The deadspace on the top and bottom remained a problem. It took a while, but I realized that my favorite map feature was the Patapsco River extending out of the city boundaries. This led to an idea to plot all streets, parks, and other data to bleed to the edge of the map. A snippet of this can be seen in v3 of the map.
To make this work within my frame, I had to extend the bleed to my 1.5 ratio. The following code determines the vertical bounding box based on the city width (since I know that Baltimore is taller than it is wide).
# Some definitions. A mile of longitude at Baltimore's average latitude is about 0.018.
one_mile_lat = 0.01446
def one_mile_lon(lat):
return 0.0144927536231884 * math.cos(lat * math.pi / 180)
# Add some margin to the map boundaries
west -= one_mile_lon
east += one_mile_lon
# For the north/south adjustments, we need to take into account the
# curvature of the earth. Here we find how much we need to add to the Y
# access, using the mid-latitude point as an approximation.
# return the distance between two longitude coordinates at a given latitude
def lon_distance(lon1, lon2, lat):
return (lon2 - lon1) * math.cos(lat * math.pi / 180)
# Find the vertical distance we need to add in order to get a 1.5 ratio
compensation = 1.5 * lon_distance(west, east, (north + south) / 2) - (north - south)
# Add 1.5 miles to the north and the rest (larger) to the bottom
north += one_mile_lat * 1.5
south -= compensation - one_mile_lat * 1.5
print("Adjusted boundaries:", *map(lambda x: f"{x:.5f}", [west, south, east, north]))
I like this look quite a bit.

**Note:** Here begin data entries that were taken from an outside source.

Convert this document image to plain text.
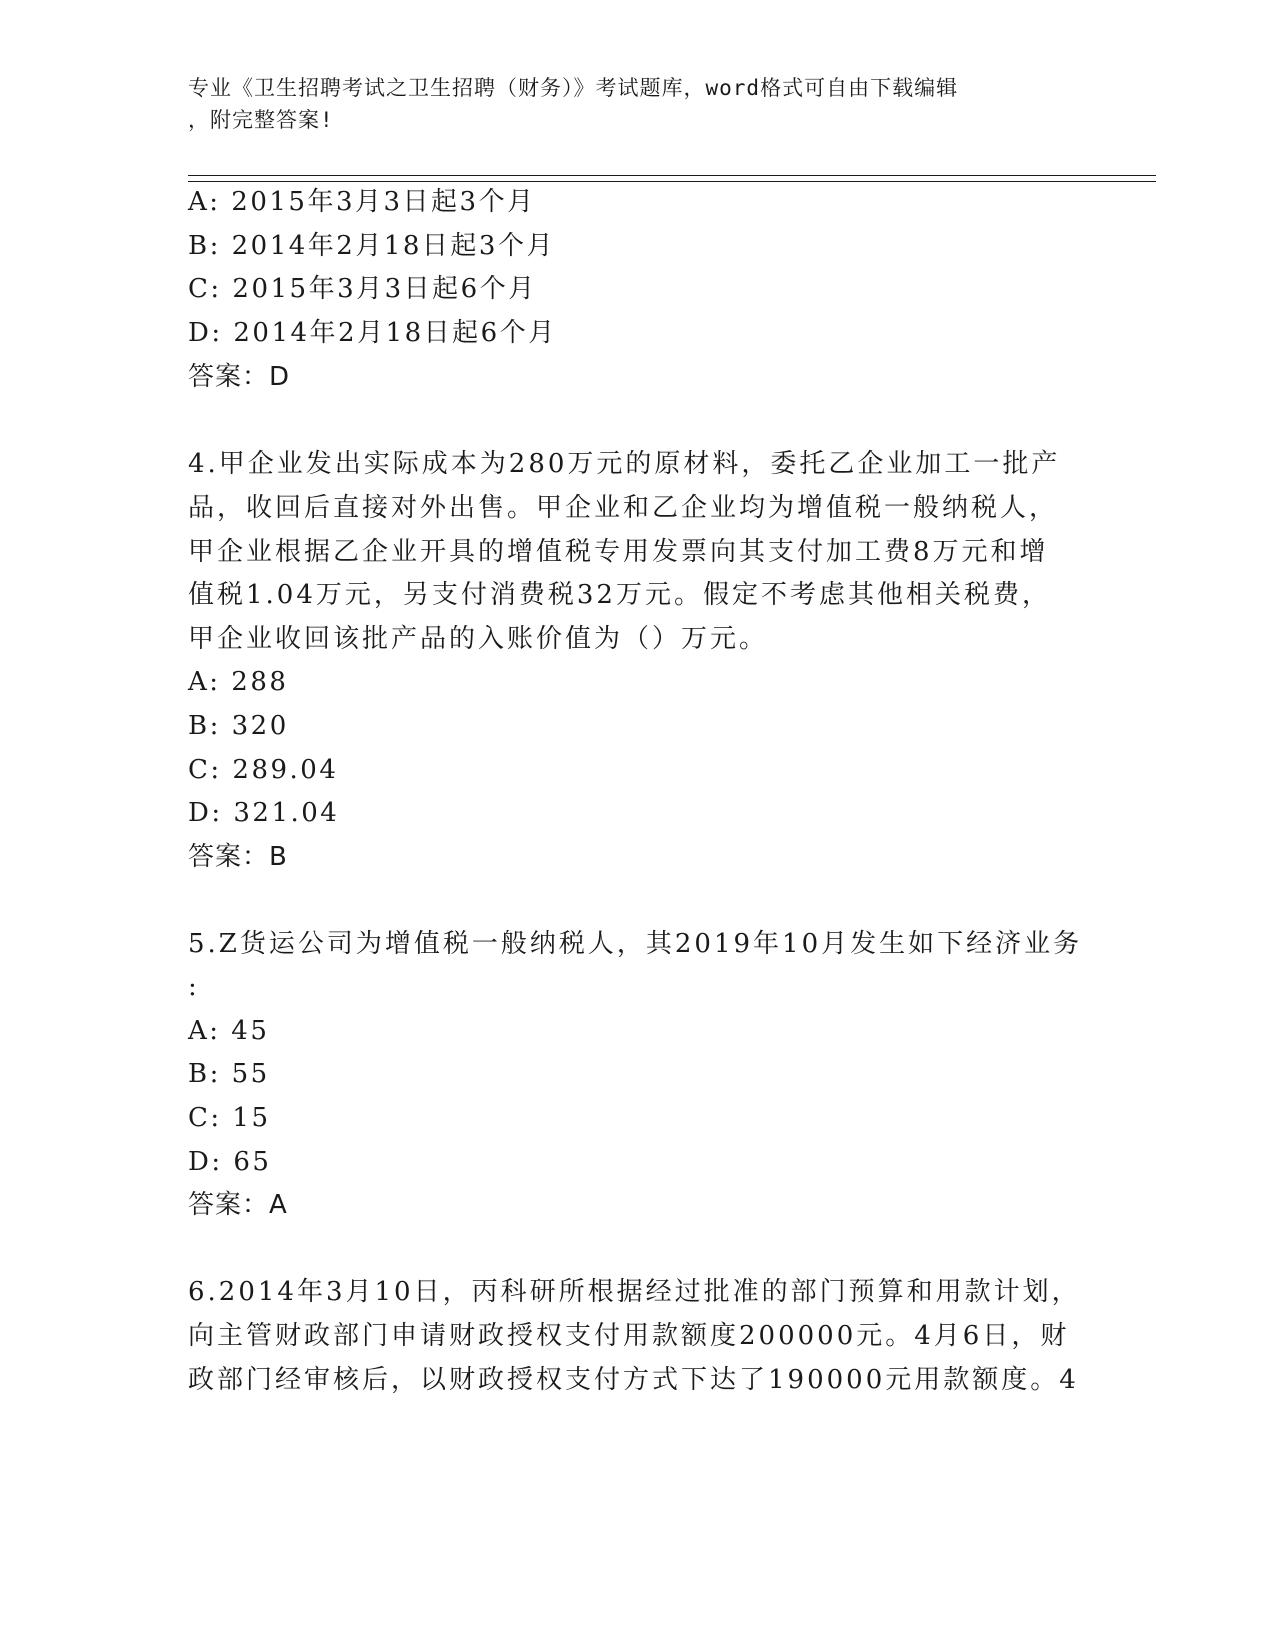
专业《卫生招聘考试之卫生招聘（财务）》考试题库，word格式可自由下载编辑
，附完整答案!
A: 2015年3月3日起3个月
B: 2014年2月18日起3个月
C: 2015年3月3日起6个月
D: 2014年2月18日起6个月
答案：D
4.甲企业发出实际成本为280万元的原材料，委托乙企业加工一批产
品，收回后直接对外出售。甲企业和乙企业均为增值税一般纳税人，
甲企业根据乙企业开具的增值税专用发票向其支付加工费8万元和增
值税1.04万元，另支付消费税32万元。假定不考虑其他相关税费，
甲企业收回该批产品的入账价值为（）万元。
A: 288
B: 320
C: 289.04
D: 321.04
答案：B
5.Z货运公司为增值税一般纳税人，其2019年10月发生如下经济业务
:
A: 45
B: 55
C: 15
D: 65
答案：A
6.2014年3月10日，丙科研所根据经过批准的部门预算和用款计划，
向主管财政部门申请财政授权支付用款额度200000元。4月6日，财
政部门经审核后，以财政授权支付方式下达了190000元用款额度。4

Lots of other fiddling, including adding cycle lanes in orange (with protected ones even wider), lightening the water and park colors, recoloring the city title, and settling on a format for the legend and the credits, gave me version 4. I added the legend and title manually using PDF Expert’s annotation tools, and then flattened the annotations on export.

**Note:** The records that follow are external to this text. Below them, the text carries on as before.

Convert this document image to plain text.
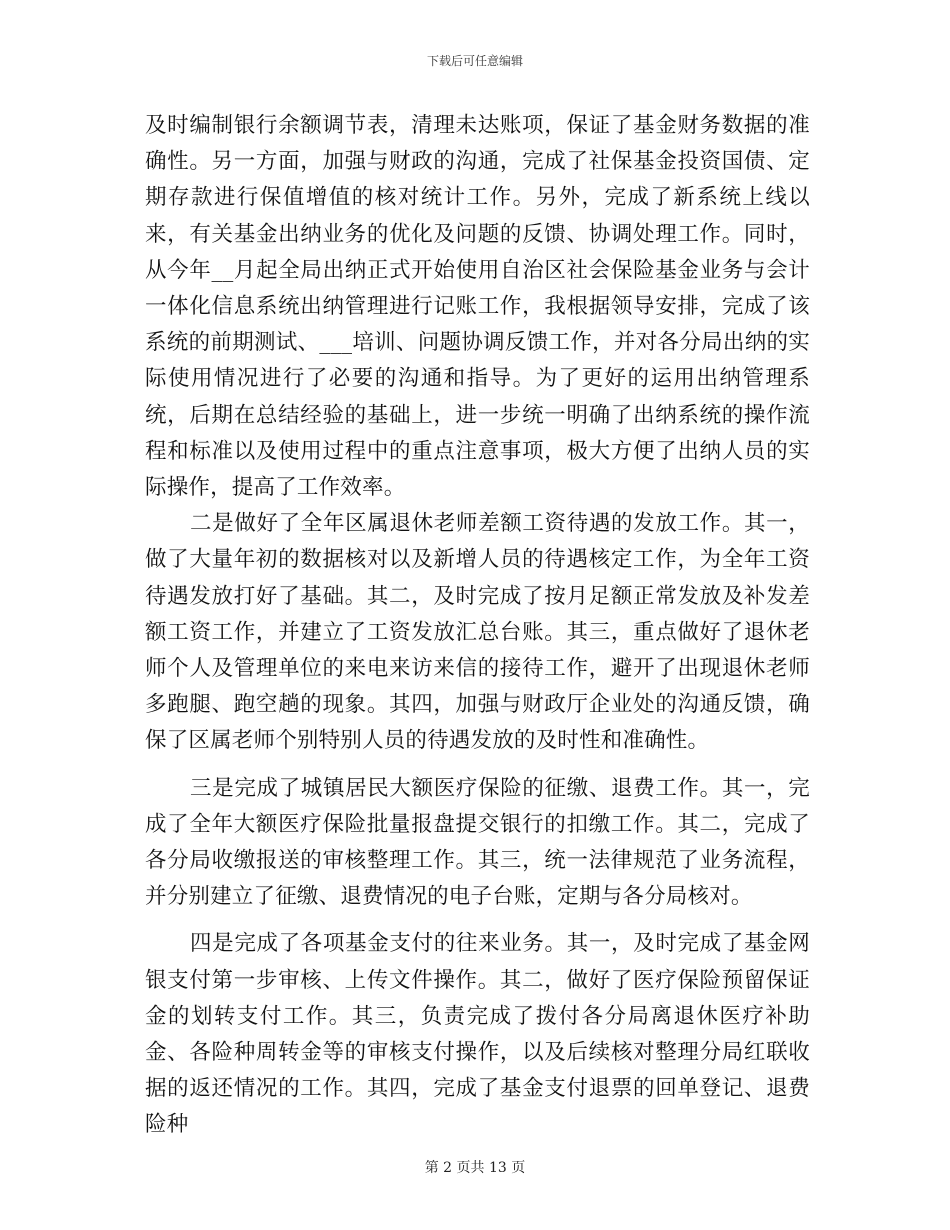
下载后可任意编辑

及时编制银行余额调节表，清理未达账项，保证了基金财务数据的准确性。另一方面，加强与财政的沟通，完成了社保基金投资国债、定期存款进行保值增值的核对统计工作。另外，完成了新系统上线以来，有关基金出纳业务的优化及问题的反馈、协调处理工作。同时，从今年__月起全局出纳正式开始使用自治区社会保险基金业务与会计一体化信息系统出纳管理进行记账工作，我根据领导安排，完成了该系统的前期测试、___培训、问题协调反馈工作，并对各分局出纳的实际使用情况进行了必要的沟通和指导。为了更好的运用出纳管理系统，后期在总结经验的基础上，进一步统一明确了出纳系统的操作流程和标准以及使用过程中的重点注意事项，极大方便了出纳人员的实际操作，提高了工作效率。

二是做好了全年区属退休老师差额工资待遇的发放工作。其一，做了大量年初的数据核对以及新增人员的待遇核定工作，为全年工资待遇发放打好了基础。其二，及时完成了按月足额正常发放及补发差额工资工作，并建立了工资发放汇总台账。其三，重点做好了退休老师个人及管理单位的来电来访来信的接待工作，避开了出现退休老师多跑腿、跑空趟的现象。其四，加强与财政厅企业处的沟通反馈，确保了区属老师个别特别人员的待遇发放的及时性和准确性。

三是完成了城镇居民大额医疗保险的征缴、退费工作。其一，完成了全年大额医疗保险批量报盘提交银行的扣缴工作。其二，完成了各分局收缴报送的审核整理工作。其三，统一法律规范了业务流程，并分别建立了征缴、退费情况的电子台账，定期与各分局核对。

四是完成了各项基金支付的往来业务。其一，及时完成了基金网银支付第一步审核、上传文件操作。其二，做好了医疗保险预留保证金的划转支付工作。其三，负责完成了拨付各分局离退休医疗补助金、各险种周转金等的审核支付操作，以及后续核对整理分局红联收据的返还情况的工作。其四，完成了基金支付退票的回单登记、退费险种

第 2 页共 13 页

This variant felt a bit too washed out to me, so I darkened the neighborhood boundaries and the water and parks, and then produced version 5, which has a chance of being hung on my wall. There really is no end to the fiddling, and while I have a critical eye, I don’t seem to have the intuitions to guide the design towards something that will please it.
There’s significantly more that could be done to the map. I’m not sure about the reliability of the cycling information on OSM. The city has a nice PDF brochure of city cycle lanes, which has hand-curated routes and is probably more reliable. A next step for me might be to go through the city and manually verify and categorize all the cycling lanes, with the goal of helping produce a more up-to-date map. However, I wonder if some one or group (Bikemore?) has already done this.
If you like, you can download the final map here (PDF, 3.9MB): baltimore-v5-with-legend-flattened-dark.pdf. Is is licensed as CC BY-NC 4.0. I think it looks nice, but I’m afraid I’m too close to it to objectively judge it. If you use it, please let me know!